A VCF file listing genotyped SNPs and aggregated AD & DP infomation (without GT).

cellSNP.samples.tsv

A TSV file listing cell barcodes or sample IDs.

cellSNP.tag.AD.mtx

A file in “Matrix Market exchange formats”, containing the allele depths of the alternative (ALT) alleles.

cellSNP.tag.DP.mtx

A file in “Matrix Market exchange formats”, containing the sum of allele depths of the reference and alternative alleles (REF + ALT).

cellSNP.tag.OTH.mtx

A file in “Matrix Market exchange formats”, containing the sum of allele depths of all the alleles other than REF and ALT.

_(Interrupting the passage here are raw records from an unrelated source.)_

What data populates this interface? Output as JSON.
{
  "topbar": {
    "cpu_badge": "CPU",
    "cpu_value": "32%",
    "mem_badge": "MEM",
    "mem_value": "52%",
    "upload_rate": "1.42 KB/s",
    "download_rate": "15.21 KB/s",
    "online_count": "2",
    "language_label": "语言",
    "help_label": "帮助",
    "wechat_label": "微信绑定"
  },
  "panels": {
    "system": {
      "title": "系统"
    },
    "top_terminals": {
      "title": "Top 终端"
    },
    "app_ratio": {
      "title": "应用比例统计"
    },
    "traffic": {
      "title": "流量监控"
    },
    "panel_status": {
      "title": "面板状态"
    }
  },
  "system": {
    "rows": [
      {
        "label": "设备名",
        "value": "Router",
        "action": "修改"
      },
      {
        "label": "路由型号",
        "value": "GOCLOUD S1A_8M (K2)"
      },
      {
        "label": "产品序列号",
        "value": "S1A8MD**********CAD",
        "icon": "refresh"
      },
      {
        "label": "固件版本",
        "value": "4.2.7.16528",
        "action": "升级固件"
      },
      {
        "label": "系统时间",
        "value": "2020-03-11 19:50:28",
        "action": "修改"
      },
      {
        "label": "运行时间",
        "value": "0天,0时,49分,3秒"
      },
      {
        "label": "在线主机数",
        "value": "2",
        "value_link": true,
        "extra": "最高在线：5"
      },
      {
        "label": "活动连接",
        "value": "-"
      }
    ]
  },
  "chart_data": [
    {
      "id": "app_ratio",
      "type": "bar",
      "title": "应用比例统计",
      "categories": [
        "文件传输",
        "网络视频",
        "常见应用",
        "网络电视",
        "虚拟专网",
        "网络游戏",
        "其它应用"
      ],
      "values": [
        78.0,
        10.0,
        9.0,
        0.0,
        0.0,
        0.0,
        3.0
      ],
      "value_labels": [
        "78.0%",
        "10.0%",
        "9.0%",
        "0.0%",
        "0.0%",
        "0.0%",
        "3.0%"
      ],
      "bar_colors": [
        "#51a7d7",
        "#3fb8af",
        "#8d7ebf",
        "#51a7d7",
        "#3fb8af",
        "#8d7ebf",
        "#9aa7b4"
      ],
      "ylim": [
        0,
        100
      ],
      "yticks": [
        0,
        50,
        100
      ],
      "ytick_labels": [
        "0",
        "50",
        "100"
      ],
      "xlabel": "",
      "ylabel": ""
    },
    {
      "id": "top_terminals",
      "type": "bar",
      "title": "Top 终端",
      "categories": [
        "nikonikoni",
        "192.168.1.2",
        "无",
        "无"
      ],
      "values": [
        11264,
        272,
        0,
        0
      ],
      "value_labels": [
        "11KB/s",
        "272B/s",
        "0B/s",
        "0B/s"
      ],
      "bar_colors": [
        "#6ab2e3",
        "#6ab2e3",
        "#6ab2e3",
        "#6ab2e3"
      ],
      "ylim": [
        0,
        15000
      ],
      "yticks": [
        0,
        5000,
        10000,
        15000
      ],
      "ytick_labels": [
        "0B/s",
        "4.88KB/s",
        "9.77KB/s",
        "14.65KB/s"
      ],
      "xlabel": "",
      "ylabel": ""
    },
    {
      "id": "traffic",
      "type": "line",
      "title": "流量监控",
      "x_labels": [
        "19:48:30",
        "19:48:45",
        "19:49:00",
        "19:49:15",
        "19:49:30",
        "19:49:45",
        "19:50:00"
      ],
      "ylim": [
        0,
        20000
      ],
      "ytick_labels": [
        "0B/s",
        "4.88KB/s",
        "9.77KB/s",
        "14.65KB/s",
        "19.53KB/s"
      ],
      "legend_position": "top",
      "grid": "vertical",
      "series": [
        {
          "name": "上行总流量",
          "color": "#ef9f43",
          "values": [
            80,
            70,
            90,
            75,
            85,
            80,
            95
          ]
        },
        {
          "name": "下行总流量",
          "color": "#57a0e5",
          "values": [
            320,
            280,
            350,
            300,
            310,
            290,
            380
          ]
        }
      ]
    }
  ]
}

Note, an additional VCF file cellSNP.cells.vcf.gz would be outputed if --genotype option was specified. This file contains genotyped SNPs and AD & DP & genotype (GT) information for each cell or sample.

About REF and ALT alleles

The final output REF and ALT alleles are stored in the VCF files cellSNP.base.vcf.gz and cellSNP.cells.vcf.gz (if --genotype is used).

Note

Cellsnp-lite was designed for bi-allelic SNPs. In its Mode 1, REF and ALT alleles are specified by user while in mode 2, REF and ALT are inferred from data as the alleles with highest and second highest read(UMI) counts. Therefore, in Mode 1, the REF or ALT in the reference VCF could be different from the major or minor allele inferred from data. For example, the ALT in VCF could be REF in the data.

Mode 1

In Mode 1, the REF and ALT alleles are expected to be specified in the input VCF file (-R or -T).

  1. When both REF and ALT are specified in input (most common scenario)

    The two alleles will be outputed as it is.

  2. When REF is specified and ALT is missing in input

    The REF will be outputed as it is and the allele (other than REF) with the highest UMI/read counts will be assigned as the ALT.

  3. When REF is missing and ALT is specified in input

    When -f is used, the real genomic reference will be extracted from FASTA file as REF and the allele (other than REF) with the highest UMI/read count will be assigned as ALT.

    Otherwise, cellsnp-lite would take the allele with the highest count as REF and the second highest as ALT.

    Note, the infered (output) ALT could be different from the input ALT.

  4. When both REF and ALT are missing in input

    The same with point 3.

Mode 2

In Mode 2, the REF and ALT alleles are expected to be detected from data.

When -f is used, the real genomic reference will be extracted from FASTA file as REF and the allele (other than REF) with the highest UMI/read count will be assigned as ALT. Otherwise, cellsnp-lite would take the allele with the highest count as REF and the second highest as ALT.